Depuis ma dernière du 24e de mai, j’apprends que notre armée est alentour de Bergues. [2] Les Espagnols demandent trois rançons au maréchal d’Aumont : [3] 1o pour ce qu’il est maréchal de France, 2o pour ce qu’il est gouverneur du Boulonnais, [4] 3o pour être grand maltôtier. Les paysans de Sologne [5] se sont si fort attroupés qu’ils sont aujourd’hui une armée de 7 000 hommes. On avait donné commission au vice-bailli de Chartres [6] de lever 100 ou 120 hommes et d’aller ranger ces paysans révoltés, mais il n’est point assez fort et s’est retiré dans le château de Sully [7] où ces mutinés le tiennent assiégé, lui et ses archers ; et en ont si bien bouché les passages qu’il ne lui peut venir ni provision, ni secours sans leur permission. Voilà ce que portent les lettres d’Orléans [8] écrites du 29e de mai. Les nouvelles de la cour portent que Dunkerque [9] est assiégée par le roi, [10] et que 6 000 Anglais y ont été tout fraîchement débarqués et mis à terre. Le roi et Son Éminence [11] sont au siège de Dunkerque où ils couchent tous deux dans la tente comme les autres. Les révoltés de Sologne ont 500 chevaux et un officier de l’armée qui leur tient lieu de chef, on dit que ce désordre irait bien loin s’ils avaient un chef de remarque. [1][12] Savez-vous bien pourquoi le Mazarin, avant que d’aller en campagne, a fait venir à la cour M. de Beaufort, [13] et qu’on l’a fait rentrer en grâce avec le roi et la reine, [14] dont personne ne s’est douté ? C’est alors qu’il y avait du bruit en Normandie et que l’on avait peur qu’il ne s’allât mettre à la tête de ces gentilshommes normands dont le parti eût été bien plus considérable s’ils eussent eu un seul chef. Sunt aulica et imperatoria stratagemata, quibus decipitur populus[2]

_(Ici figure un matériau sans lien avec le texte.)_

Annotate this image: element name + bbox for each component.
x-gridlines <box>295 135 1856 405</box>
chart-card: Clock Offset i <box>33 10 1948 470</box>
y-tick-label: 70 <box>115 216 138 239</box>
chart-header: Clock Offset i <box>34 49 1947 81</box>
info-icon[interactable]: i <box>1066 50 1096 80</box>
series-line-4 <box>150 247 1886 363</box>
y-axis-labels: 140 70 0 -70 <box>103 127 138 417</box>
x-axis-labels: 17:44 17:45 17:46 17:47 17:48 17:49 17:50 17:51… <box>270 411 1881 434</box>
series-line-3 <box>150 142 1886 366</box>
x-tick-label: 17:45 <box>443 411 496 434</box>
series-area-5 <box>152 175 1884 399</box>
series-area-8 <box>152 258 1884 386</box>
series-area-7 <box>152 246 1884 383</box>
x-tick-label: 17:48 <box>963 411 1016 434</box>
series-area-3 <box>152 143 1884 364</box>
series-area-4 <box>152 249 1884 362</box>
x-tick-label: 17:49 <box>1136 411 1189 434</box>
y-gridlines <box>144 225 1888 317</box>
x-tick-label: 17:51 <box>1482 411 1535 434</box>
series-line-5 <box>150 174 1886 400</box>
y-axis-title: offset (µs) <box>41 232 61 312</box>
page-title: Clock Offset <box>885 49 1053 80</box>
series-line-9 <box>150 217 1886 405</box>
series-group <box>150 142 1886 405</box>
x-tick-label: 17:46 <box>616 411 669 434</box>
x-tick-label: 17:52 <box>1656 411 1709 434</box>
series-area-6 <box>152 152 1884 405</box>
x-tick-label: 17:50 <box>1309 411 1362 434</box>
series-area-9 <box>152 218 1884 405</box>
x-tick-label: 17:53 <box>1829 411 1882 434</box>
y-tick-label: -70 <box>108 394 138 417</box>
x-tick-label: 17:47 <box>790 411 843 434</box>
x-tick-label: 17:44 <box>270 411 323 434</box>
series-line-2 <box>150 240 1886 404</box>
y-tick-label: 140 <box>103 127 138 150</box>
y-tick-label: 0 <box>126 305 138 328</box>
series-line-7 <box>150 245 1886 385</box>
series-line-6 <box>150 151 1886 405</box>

On parle ici d’une grosse querelle qui a été entre les deux électeurs, savoir Mayence [15][16] et le Palatin, [3][17] et comme ce dernier mit la main à l’épée, mais il en fut retenu, et ensuite lui jeta son encrier à la tête. Depuis ils ont été réconciliés par M. le maréchal de Gramont, [18] notre ambassadeur. [19]

Le 4e de mai, l’examen de botanique a été fait dans nos Écoles. [20] Bon Dieu ! que l’on y a proposé de belles questions, on en ferait un bon livre. Il y a un docteur qui a proposé de belles choses, et plusquam mirabilia, de fungis[4] Il faut avoir lu beaucoup de livres pour en avoir tiré une si grande quantité de belles choses.

La reine se plaint fort de ce que l’on fait demeurer le roi près de l’armée en un lieu froid, malsain et plein de brouillards. Elle menace que si l’on ne veut pas mieux ménager sa santé, qu’elle s’en reviendra et le ramènera à Paris. [5]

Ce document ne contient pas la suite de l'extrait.